At the time I’m writing this post I was using Script# v0.4.2.0. So far my comments about this wonderful tool are only 2:

·         When calling DomEvent.AddHandlers method it generate in JavaScript the fully qualified client method “Sys.UI.DomEvent.addHandlers” although there is a simple shortcut for it which is $addHanlders. Same thing for DomEvent.AddHandler method which has equivalent shortcut $addHandler.

·         Second comment is that I face the need to use readOnly property of TextBox. TextBox will render even an input element with type=”text” or textarea element. Both have readOnly property that can be accessed through client code. Script# provides nearly full DOM support in managed classes that is compiled and generates JavaScript code as output. So in Script# input element with type = “text” and textarea are represented as System.DHTML.TextElement and System.DHTML.TextAreaElement respectively. The issue here is both classes do not expose ReadOnly property!!
This issue made me access readOnly property through this code DOMAttribute att = this.Element.GetAttributeNode("readOnly");. Again facing another issue which is browser compatibility.
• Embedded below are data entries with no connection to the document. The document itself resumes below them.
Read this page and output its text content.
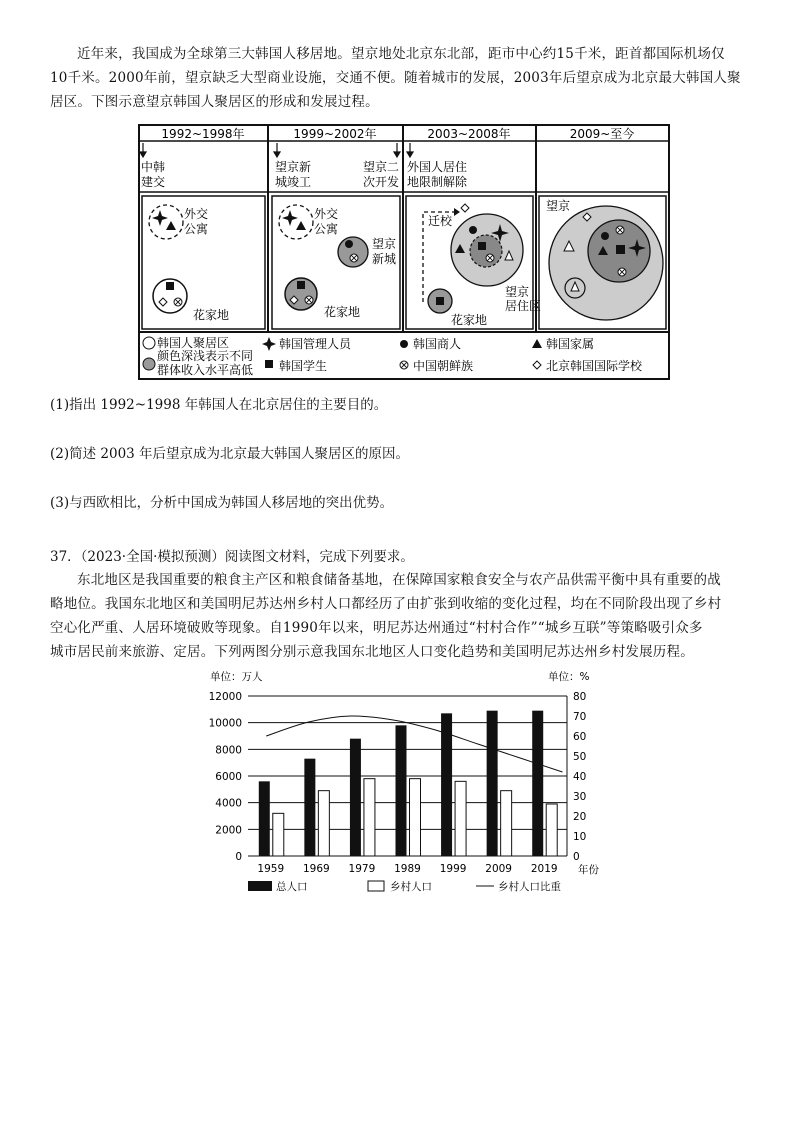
近年来，我国成为全球第三大韩国人移居地。望京地处北京东北部，距市中心约15千米，距首都国际机场仅

10千米。2000年前，望京缺乏大型商业设施，交通不便。随着城市的发展，2003年后望京成为北京最大韩国人聚

居区。下图示意望京韩国人聚居区的形成和发展过程。

1992~1998年	1999~2002年	2003~2008年	2009~至今
中韩
建交
望京新
城竣工
望京二
次开发
外国人居住
地限制解除
外交
公寓
花家地
外交
公寓
望京
新城
花家地
迁校
望京
居住区
花家地
望京
韩国人聚居区
颜色深浅表示不同
群体收入水平高低
韩国管理人员
韩国学生
韩国商人
中国朝鲜族
韩国家属
北京韩国国际学校

(1)指出 1992~1998 年韩国人在北京居住的主要目的。

(2)简述 2003 年后望京成为北京最大韩国人聚居区的原因。

(3)与西欧相比，分析中国成为韩国人移居地的突出优势。

37．（2023·全国·模拟预测）阅读图文材料，完成下列要求。

东北地区是我国重要的粮食主产区和粮食储备基地，在保障国家粮食安全与农产品供需平衡中具有重要的战

略地位。我国东北地区和美国明尼苏达州乡村人口都经历了由扩张到收缩的变化过程，均在不同阶段出现了乡村

空心化严重、人居环境破败等现象。自1990年以来，明尼苏达州通过“村村合作”“城乡互联”等策略吸引众多

城市居民前来旅游、定居。下列两图分别示意我国东北地区人口变化趋势和美国明尼苏达州乡村发展历程。

单位：万人	单位：%
年份
0
2000
4000
6000
8000
10000
12000
0
10
20
30
40
50
60
70
80
1959 1969 1979 1989 1999 2009 2019
总人口	乡村人口	乡村人口比重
IE returns readOnly property as Boolean true/false. FireFox and Opera return readOnly property as string; empty or null if the element is not read-only and “readonly” value if the element is read-only. A funny note, Opera returns “readOnly” with capital O if the element is read-only.

There are some other comments, but not sure how far Script# can reach to enable such facilities. For example, as mentioned above I had to access readOnly property using a long line of code. This code is generated like this var att = this.get_element().getAttributeNode('readOnly'); a long line comparing to this code this.get_element().readOnly; especially if you can save few extra lines by accessing the property directly.

Finally, Script# is really powerful tool that saves time and learning curve of JavaScript. You need to have C# programming skills and a good vision of DOM so you can gain maximum benefits of the Script#.